= William de Courcy (died c. 1114) =

11th and 12th-century Anglo-Norman nobleman and baron

William de Courcy (died c. 1114), feudal baron of Stoke Courcy (modern Stogursey) in Somerset, was an Anglo-Norman nobleman.

William was the son of Richard de Courcy by his wife Wandelmode. The family was from the Calvados region of Normandy. William inherited the English lands of his father in about 1088.

On the accession of King Henry I of England in 1100, William was appointed a royal steward, or dapifer. There were probably four stewards in the royal household, and Henry kept in office the three he inherited from his brother King William II, namely Eudo, Haimo and Roger Bigod, 1st Earl of Norfolk. William was the only new appointment to this office at the start of Henry's reign. In March 1101 William served as a surety for Henry fulfilling a treaty with Robert II, Count of Flanders. William pledged 100 marks as security that would have been forfeited should the king fail to uphold the treaty terms. In 1107 William witnessed a charter of the king in Normandy and 6 more royal charters during 1110 in England.
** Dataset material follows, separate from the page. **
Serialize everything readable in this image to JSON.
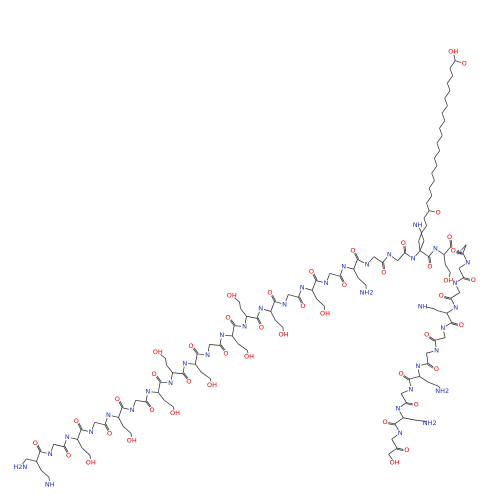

While Henry was absent from England in 1111 William was one of the advisors of Queen Matilda, who was left behind in England to govern the country.

William gave a gift of land as well as the advowson of the church at Nuneham Courtenay in Oxfordshire to Abingdon Abbey, the advowson grant being related in the Historia Ecclesie Abbendonensis. Shortly after these grants, William further gave to Abingdon a fishery named "Sotiswere".

William married Emma de Falaise, the daughter and heiress of William de Falaise, feudal baron of Stoke (later "Stoke Curcy, Stogursey") in Somerset, who held amongst many others, the manor of Stogursey in Somerset, his caput, at the time of the Domesday Book in 1086. William inherited the lands of his wife and became thereby feudal baron of Stogursey. The honour of Stoke-Courcy represented 25 knight's fees. By his wife he had three sons: William de Courcy (died before 1130), eldest son and heir who inherited the feudal barony of Stogursey, Richard, and Robert de Courcy, who may have inherited his father's royal stewardship.